Ultrashort laser pulses squeezed out of graphene
Experiments suggest that the carbon sheets can produce beams in broad range of colours.
|Graphene's hexagonal lattice of carbon atoms can absorb laser light like a |
sponge and then release it in bursts lasting just a fraction of a nanosecond.
Graphene, hailed as one of the thinnest, strongest and most conductive materials ever found, seems to have bagged one more amazing property. Experiments suggest that it can be used to create ultrashort laser pulses of any colour, owing to an ability to absorb light over a broad range of wavelengths.
The discovery could help researchers to build small, cheap and highly versatile ultrashort-pulse lasers, with potential applications ranging from micro-machinery to medicine.
Conventional ultrashort-pulse lasers use a material that absorbs light like a sponge and then releases it back in quick bursts, typically lasting for femtoseconds (one femtosecond is 10−15 seconds, or one millionth of a billionth of a second). These 'saturable absorbers' function only at specific wavelengths, says Roy Taylor, a physicist at Imperial College London. Applications such as monitoring pollutants in the atmosphere need to use multiple wavelengths to detect a range of molecules, so several separate lasers are required.

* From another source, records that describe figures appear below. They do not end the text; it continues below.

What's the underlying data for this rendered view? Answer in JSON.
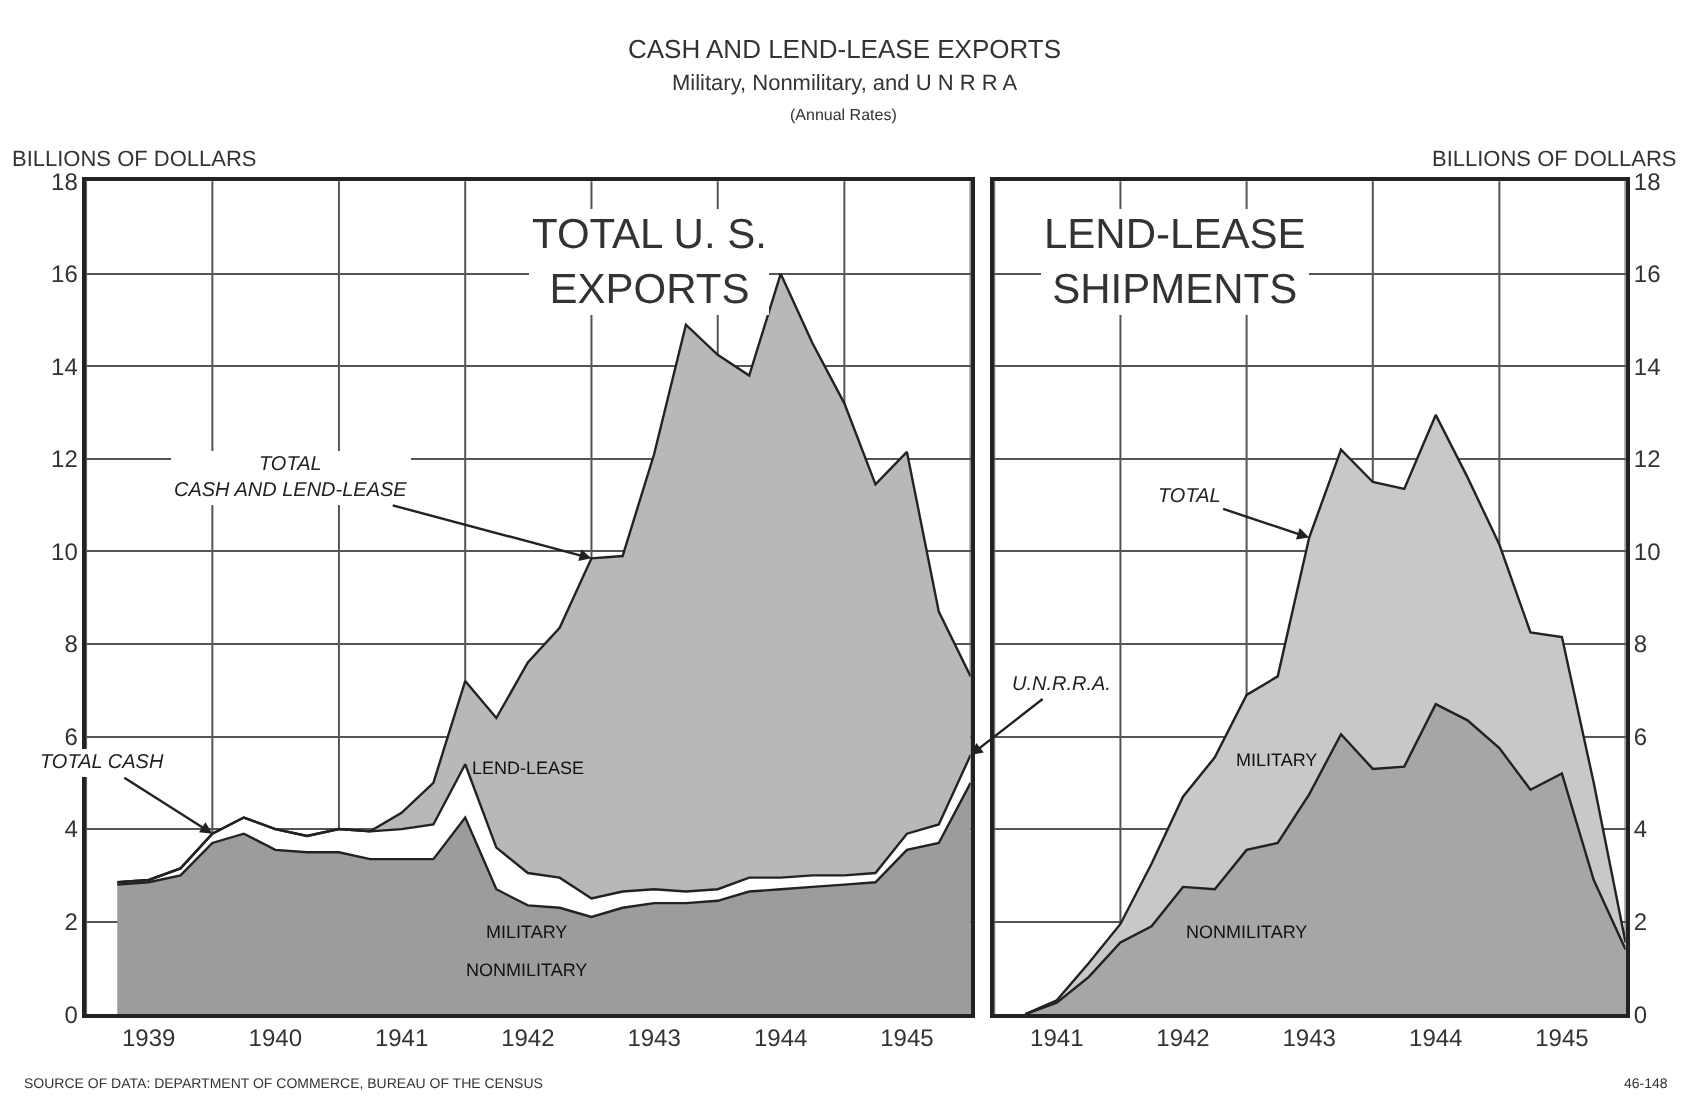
{
  "chart_data": [
    {
      "type": "area",
      "stacked": true,
      "title": "TOTAL U. S.\nEXPORTS",
      "ylabel": "BILLIONS OF DOLLARS",
      "annotations": [
        "CASH AND LEND-LEASE EXPORTS",
        "Military, Nonmilitary, and U N R R A",
        "(Annual Rates)",
        "SOURCE OF DATA: DEPARTMENT OF COMMERCE, BUREAU OF THE CENSUS",
        {
          "text": "TOTAL CASH",
          "x": "1940-01",
          "y": 3.9
        },
        {
          "text": "TOTAL\nCASH AND LEND-LEASE",
          "x": "1943-01",
          "y": 9.85
        },
        {
          "text": "U.N.R.R.A.",
          "x": "1946-01",
          "y": 5.6
        }
      ],
      "x": [
        "1939-04",
        "1939-07",
        "1939-10",
        "1940-01",
        "1940-04",
        "1940-07",
        "1940-10",
        "1941-01",
        "1941-04",
        "1941-07",
        "1941-10",
        "1942-01",
        "1942-04",
        "1942-07",
        "1942-10",
        "1943-01",
        "1943-04",
        "1943-07",
        "1943-10",
        "1944-01",
        "1944-04",
        "1944-07",
        "1944-10",
        "1945-01",
        "1945-04",
        "1945-07",
        "1945-10",
        "1946-01"
      ],
      "series": [
        {
          "name": "NONMILITARY",
          "color": "#9c9c9c",
          "values": [
            2.8,
            2.85,
            3.0,
            3.7,
            3.9,
            3.55,
            3.5,
            3.5,
            3.35,
            3.35,
            3.35,
            4.25,
            2.7,
            2.35,
            2.3,
            2.1,
            2.3,
            2.4,
            2.4,
            2.45,
            2.65,
            2.7,
            2.75,
            2.8,
            2.85,
            3.55,
            3.7,
            5.0
          ]
        },
        {
          "name": "MILITARY",
          "color": "#ffffff",
          "values": [
            0.05,
            0.05,
            0.15,
            0.2,
            0.35,
            0.45,
            0.35,
            0.5,
            0.6,
            0.65,
            0.75,
            1.15,
            0.9,
            0.7,
            0.65,
            0.4,
            0.35,
            0.3,
            0.25,
            0.25,
            0.3,
            0.25,
            0.25,
            0.2,
            0.2,
            0.35,
            0.4,
            0.6
          ]
        },
        {
          "name": "LEND-LEASE",
          "color": "#b8b8b8",
          "values": [
            0,
            0,
            0,
            0,
            0,
            0,
            0,
            0,
            0,
            0.35,
            0.9,
            1.8,
            2.8,
            4.55,
            5.4,
            7.35,
            7.25,
            9.4,
            12.25,
            11.55,
            10.85,
            13.05,
            11.5,
            10.2,
            8.4,
            8.25,
            4.6,
            1.7
          ]
        }
      ],
      "xlim": [
        "1939-01",
        "1946-01"
      ],
      "xticks": [
        {
          "value": "1939-01",
          "label": null
        },
        {
          "value": "1939-07",
          "label": "1939"
        },
        {
          "value": "1940-01",
          "label": null
        },
        {
          "value": "1940-07",
          "label": "1940"
        },
        {
          "value": "1941-01",
          "label": null
        },
        {
          "value": "1941-07",
          "label": "1941"
        },
        {
          "value": "1942-01",
          "label": null
        },
        {
          "value": "1942-07",
          "label": "1942"
        },
        {
          "value": "1943-01",
          "label": null
        },
        {
          "value": "1943-07",
          "label": "1943"
        },
        {
          "value": "1944-01",
          "label": null
        },
        {
          "value": "1944-07",
          "label": "1944"
        },
        {
          "value": "1945-01",
          "label": null
        },
        {
          "value": "1945-07",
          "label": "1945"
        },
        {
          "value": "1946-01",
          "label": null
        }
      ],
      "ylim": [
        0,
        18
      ],
      "yticks": [
        0,
        2,
        4,
        6,
        8,
        10,
        12,
        14,
        16,
        18
      ],
      "grid": true
    },
    {
      "type": "area",
      "stacked": true,
      "title": "LEND-LEASE\nSHIPMENTS",
      "ylabel": "BILLIONS OF DOLLARS",
      "annotations": [
        "46-148",
        {
          "text": "TOTAL",
          "x": "1943-07",
          "y": 10.3
        }
      ],
      "x": [
        "1941-04",
        "1941-07",
        "1941-10",
        "1942-01",
        "1942-04",
        "1942-07",
        "1942-10",
        "1943-01",
        "1943-04",
        "1943-07",
        "1943-10",
        "1944-01",
        "1944-04",
        "1944-07",
        "1944-10",
        "1945-01",
        "1945-04",
        "1945-07",
        "1945-10",
        "1946-01"
      ],
      "series": [
        {
          "name": "NONMILITARY",
          "color": "#a6a6a6",
          "values": [
            0,
            0.25,
            0.8,
            1.55,
            1.9,
            2.75,
            2.7,
            3.55,
            3.7,
            4.75,
            6.05,
            5.3,
            5.35,
            6.7,
            6.35,
            5.75,
            4.85,
            5.2,
            2.9,
            1.4
          ]
        },
        {
          "name": "MILITARY",
          "color": "#c8c8c8",
          "values": [
            0,
            0.05,
            0.3,
            0.4,
            1.35,
            1.95,
            2.85,
            3.35,
            3.6,
            5.55,
            6.15,
            6.2,
            6.0,
            6.25,
            5.25,
            4.4,
            3.4,
            2.95,
            2.1,
            0.15
          ]
        }
      ],
      "xlim": [
        "1941-01",
        "1946-01"
      ],
      "xticks": [
        {
          "value": "1941-01",
          "label": null
        },
        {
          "value": "1941-07",
          "label": "1941"
        },
        {
          "value": "1942-01",
          "label": null
        },
        {
          "value": "1942-07",
          "label": "1942"
        },
        {
          "value": "1943-01",
          "label": null
        },
        {
          "value": "1943-07",
          "label": "1943"
        },
        {
          "value": "1944-01",
          "label": null
        },
        {
          "value": "1944-07",
          "label": "1944"
        },
        {
          "value": "1945-01",
          "label": null
        },
        {
          "value": "1945-07",
          "label": "1945"
        },
        {
          "value": "1946-01",
          "label": null
        }
      ],
      "ylim": [
        0,
        18
      ],
      "yticks": [
        0,
        2,
        4,
        6,
        8,
        10,
        12,
        14,
        16,
        18
      ],
      "grid": true
    }
  ]
}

In 2009, physicist Andrea Ferrari of the University of Cambridge, UK, and his collaborators first showed that graphene — a one-atom-thick sheet of carbon, with the atoms arranged in hexagons like chicken wire — can act as a light sponge in the infrared spectrum1. More recently, Taylor, Ferrari and colleagues from the United Kingdom and Switzerland have coaxed the material to produce pulses of infrared radiation lasting tens of femtoseconds2, 3.

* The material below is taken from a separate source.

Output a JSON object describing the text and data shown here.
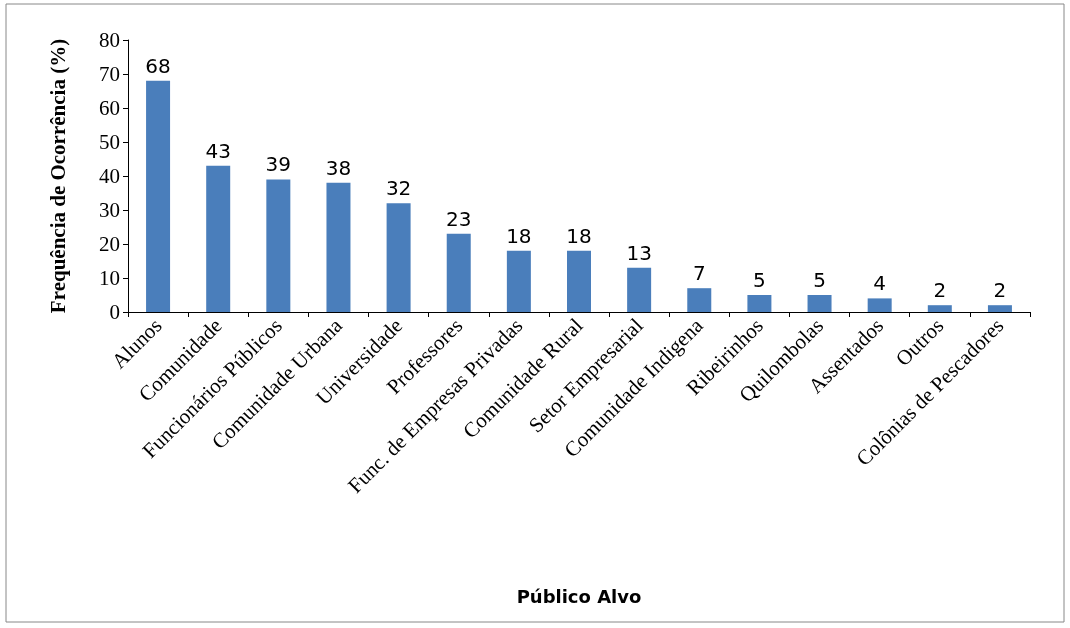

Now, the researchers have improved their device to produce a broad spectrum of infrared wavelengths, which are useful in applications such as fibre optic communications. Moreover, their results, together with the known properties of graphene, suggest that the material should be able to yield similar ultrashort pulses over the entire spectrum of visible light as well, says Ferrari. The team's latest results will be reported at the Conference on Lasers and Electro-Optics in San Jose, California, in June.
Graphene’s ability to absorb light of any colour comes from the peculiar structure of the energy levels of its electrons. In a typical solid non-metal material, electrons can exist in a low-energy state, in which they are bound to atoms, or in a higher-energy state, where they are able to move around and carry an electric current. Between these two states is a 'band gap', which requires a certain energy to be bridged. An electron can cross the band gap if the material absorbs light with that particular energy — which means a particular wavelength. In the semiconductor materials used to make transistors in computer chips, electrons jumping over the band gap switch the current from 'off' to 'on'.
In graphene, by contrast, there is no band gap, and the electrons' energy can vary along a continuum. That makes single-sheet graphene useless in transistors, says Byung Hee Hong, a physicist at Seoul National University, but it gives the material an advantage in optics, enabling it to absorb a wide range of wavelengths of light.
“Usually, different materials are needed for different wavelengths, and there are not many [conventional] materials that can be used for the near-infrared region,” says Hong, who was not involved in the new study.
Graphene is also chemically and mechanically stable enough to prevent thermal damage by intense laser beams, Hong adds. And a major advantage of graphene-based ultrashort-pulse lasers is that these devices can be as small as a pencil, making them versatile and easy to use.